Por supuesto, nosotros las antorchas debemos estar en buena forma.  Como una chimenea, necesitamos estar limpios de restos, nuestro núcleo sólido como una roca para irradiar calor de una manera vivificante.  Él nos refina a través de la prueba —tentaciones reales que exponen la lealtad de nuestro corazón.  Él quiere una devoción indivisa, y el que abra una puerta a otros dioses sufrirá graves quemaduras.  Así que soldamos y sellamos las fisuras en el fuego de Su amoroso amor; aseguramos el fundamento de nuestra adoración.

¡Entonces nos alegramos! ¡Damos a conocer con alegría las maravillas de lo que Él ha hecho! Yo estoy más inclinado que nunca a aterrizar mi fatigada “antorcha” por quien sea (ayudante de mozo u obispo, una audiencia de 2 ó 2000) y simplemente ardo por unos minutos con una palabra de mi testimonio oportuna y dirigida.  No puedo evitarlo.  Estoy aceitado con la Sangre y cuando Su Espíritu me enciende, yo ardo.  Me encanta hacer esto especialmente junto a amigos que comparten la misma gratitud por lo que Jesús ha hecho, está haciendo y lo que Él hará en ellos, con la expectativa de que Él terminará la obra maestra en cuestión.

Me encantan las palabras de Evelyn Underhill sobre la “Epifanía”, o exhibición del niño Jesús, generalmente asociada con los magos pero lograda a través de nuestras vidas incendiarias: “El nacimiento de Cristo en nuestras almas tiene un propósito más allá de nosotros mismos; es porque Su manifestación en el mundo debe ser a través de nosotros.  Todo cristiano…  irradiará la resplandeciente epifanía de Dios, captará y reflejará Su Luz dorada.  Tú eres la luz del mundo —pero sólo porque estás encendido, hecho radiante por la Luz del Mundo”. 

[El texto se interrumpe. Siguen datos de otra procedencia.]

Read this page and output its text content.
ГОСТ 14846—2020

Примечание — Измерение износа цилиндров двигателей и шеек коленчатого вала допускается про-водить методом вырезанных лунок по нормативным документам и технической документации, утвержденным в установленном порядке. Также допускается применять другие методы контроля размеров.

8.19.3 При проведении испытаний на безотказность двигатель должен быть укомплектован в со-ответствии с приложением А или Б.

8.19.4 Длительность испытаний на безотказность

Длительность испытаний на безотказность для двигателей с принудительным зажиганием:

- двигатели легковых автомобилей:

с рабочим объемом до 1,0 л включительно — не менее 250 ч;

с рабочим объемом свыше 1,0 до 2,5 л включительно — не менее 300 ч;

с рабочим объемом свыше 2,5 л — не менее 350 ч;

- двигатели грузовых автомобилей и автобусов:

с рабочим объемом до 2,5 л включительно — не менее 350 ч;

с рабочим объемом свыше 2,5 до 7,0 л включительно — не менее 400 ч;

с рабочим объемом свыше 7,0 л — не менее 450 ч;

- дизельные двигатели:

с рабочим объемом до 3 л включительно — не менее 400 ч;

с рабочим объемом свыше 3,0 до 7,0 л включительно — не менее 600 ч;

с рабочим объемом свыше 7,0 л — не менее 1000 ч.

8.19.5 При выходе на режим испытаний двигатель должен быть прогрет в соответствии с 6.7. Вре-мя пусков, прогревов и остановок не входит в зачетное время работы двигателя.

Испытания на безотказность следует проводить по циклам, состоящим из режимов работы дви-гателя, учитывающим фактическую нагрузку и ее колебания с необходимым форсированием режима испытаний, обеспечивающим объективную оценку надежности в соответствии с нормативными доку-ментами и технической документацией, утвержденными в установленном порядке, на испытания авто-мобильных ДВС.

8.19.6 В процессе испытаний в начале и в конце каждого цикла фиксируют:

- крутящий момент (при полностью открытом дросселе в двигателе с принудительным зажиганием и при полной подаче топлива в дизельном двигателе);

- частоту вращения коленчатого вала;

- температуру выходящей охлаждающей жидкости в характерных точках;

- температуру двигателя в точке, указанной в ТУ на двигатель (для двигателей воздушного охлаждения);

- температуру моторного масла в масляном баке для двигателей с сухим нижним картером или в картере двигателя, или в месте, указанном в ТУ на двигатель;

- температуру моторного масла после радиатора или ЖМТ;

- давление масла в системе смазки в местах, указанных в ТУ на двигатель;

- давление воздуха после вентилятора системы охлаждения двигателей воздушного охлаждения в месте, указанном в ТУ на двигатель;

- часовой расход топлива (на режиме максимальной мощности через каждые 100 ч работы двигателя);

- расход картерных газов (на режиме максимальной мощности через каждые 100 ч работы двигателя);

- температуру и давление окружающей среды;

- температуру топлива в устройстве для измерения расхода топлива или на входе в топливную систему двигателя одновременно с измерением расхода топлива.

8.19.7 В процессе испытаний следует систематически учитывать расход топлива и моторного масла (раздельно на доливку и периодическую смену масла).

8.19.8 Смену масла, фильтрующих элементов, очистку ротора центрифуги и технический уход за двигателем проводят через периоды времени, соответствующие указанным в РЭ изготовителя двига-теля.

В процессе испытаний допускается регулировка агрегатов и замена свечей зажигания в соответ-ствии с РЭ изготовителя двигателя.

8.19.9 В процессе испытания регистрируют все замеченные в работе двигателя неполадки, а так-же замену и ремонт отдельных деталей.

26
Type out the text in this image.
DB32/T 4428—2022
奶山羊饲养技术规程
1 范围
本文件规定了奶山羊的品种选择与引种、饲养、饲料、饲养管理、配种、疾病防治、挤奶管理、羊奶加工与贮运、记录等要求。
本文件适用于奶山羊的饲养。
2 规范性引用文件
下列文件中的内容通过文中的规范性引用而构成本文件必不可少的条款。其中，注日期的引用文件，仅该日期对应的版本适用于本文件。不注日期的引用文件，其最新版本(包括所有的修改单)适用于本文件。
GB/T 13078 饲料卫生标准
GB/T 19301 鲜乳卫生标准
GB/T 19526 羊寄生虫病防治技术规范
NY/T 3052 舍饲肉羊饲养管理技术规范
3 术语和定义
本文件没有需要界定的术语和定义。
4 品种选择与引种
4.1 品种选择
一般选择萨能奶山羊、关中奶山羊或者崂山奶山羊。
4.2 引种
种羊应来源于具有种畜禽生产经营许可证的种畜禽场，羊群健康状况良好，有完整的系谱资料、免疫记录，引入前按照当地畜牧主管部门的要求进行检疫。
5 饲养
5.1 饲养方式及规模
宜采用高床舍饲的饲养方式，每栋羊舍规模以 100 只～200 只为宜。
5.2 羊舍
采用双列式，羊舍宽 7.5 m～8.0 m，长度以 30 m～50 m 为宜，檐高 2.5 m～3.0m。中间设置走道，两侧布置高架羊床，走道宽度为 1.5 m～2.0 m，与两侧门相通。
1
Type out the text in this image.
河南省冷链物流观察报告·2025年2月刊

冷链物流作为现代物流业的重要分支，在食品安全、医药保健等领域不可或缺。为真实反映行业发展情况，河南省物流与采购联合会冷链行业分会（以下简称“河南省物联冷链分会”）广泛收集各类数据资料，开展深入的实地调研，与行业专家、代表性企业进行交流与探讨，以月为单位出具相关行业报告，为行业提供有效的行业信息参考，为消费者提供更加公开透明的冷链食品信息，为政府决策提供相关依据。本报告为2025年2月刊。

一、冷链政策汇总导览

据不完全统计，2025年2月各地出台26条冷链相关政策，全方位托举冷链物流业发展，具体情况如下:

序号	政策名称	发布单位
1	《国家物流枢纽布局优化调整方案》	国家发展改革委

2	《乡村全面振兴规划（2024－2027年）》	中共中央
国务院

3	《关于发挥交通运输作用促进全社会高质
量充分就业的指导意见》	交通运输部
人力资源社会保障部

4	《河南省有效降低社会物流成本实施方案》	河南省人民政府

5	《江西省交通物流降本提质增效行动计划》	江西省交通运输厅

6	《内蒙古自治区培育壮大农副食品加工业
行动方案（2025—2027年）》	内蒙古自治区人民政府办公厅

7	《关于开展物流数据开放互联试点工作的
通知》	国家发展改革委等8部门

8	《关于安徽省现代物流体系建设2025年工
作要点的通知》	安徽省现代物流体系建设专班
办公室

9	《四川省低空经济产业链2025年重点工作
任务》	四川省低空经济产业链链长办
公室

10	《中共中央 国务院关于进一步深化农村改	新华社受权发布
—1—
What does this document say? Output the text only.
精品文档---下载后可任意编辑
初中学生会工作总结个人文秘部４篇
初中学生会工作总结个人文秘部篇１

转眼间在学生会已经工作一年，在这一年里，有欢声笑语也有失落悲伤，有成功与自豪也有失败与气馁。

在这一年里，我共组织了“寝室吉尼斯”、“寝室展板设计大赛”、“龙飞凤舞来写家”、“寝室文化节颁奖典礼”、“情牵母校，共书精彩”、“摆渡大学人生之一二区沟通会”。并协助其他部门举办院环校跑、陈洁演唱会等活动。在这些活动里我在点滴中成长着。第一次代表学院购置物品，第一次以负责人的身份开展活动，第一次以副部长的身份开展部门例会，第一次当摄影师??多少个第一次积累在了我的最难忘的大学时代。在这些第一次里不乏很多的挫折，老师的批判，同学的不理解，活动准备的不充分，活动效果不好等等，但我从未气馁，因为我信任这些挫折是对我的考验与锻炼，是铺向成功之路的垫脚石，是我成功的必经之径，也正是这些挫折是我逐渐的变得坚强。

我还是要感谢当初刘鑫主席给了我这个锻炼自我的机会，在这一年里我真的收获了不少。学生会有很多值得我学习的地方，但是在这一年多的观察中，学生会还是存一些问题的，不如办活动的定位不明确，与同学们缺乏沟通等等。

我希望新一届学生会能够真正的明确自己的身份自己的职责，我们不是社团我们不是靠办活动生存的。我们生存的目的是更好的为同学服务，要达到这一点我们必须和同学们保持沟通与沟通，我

Nosotros ardemos con gozo.  Dos momentos importantes del 2020: la danza estalló en nuestras Capacitaciones Aguas Vivas después de que renunciamos al espíritu de desesperación y nos encomendamos a Su plena voluntad para con nuestras vidas.  Todas las edades y tamaños nos lanzamos a bailar al centro del salón como hijos agradecidos y el gozo surgió entre nosotros.  Como dijo Abbey: “Es grandioso que nadie realmente es un bailarín aquí”.  La nuestra es una pista de baile nivelada.  Simplemente no podemos contener nuestro gozo —nuestros cuerpos insisten en arder y rebotar a la luz de Su amor por nosotros.  En palabras de Pierre de Chardin: “El gozo es la señal más infalible de la presencia de Dios”.  Nos sacudimos la introspección indebida y brillamos.

Nuestro mensaje es claro.  Jesús vino a desplazar la soledad y la lujuria y las soluciones mundanas; Él nos enciende para dignificar a otros con Su vida y luz.  Su humanidad divinizada hace que la nuestra también sea divina.  Vivimos para arder e iluminar la noche.

“Llegando en ese mismo momento, Ana dio gracias a Dios y comenzó a hablar del Niño a todos los que esperaban la redención de Jerusalén” (Lc. 2:38).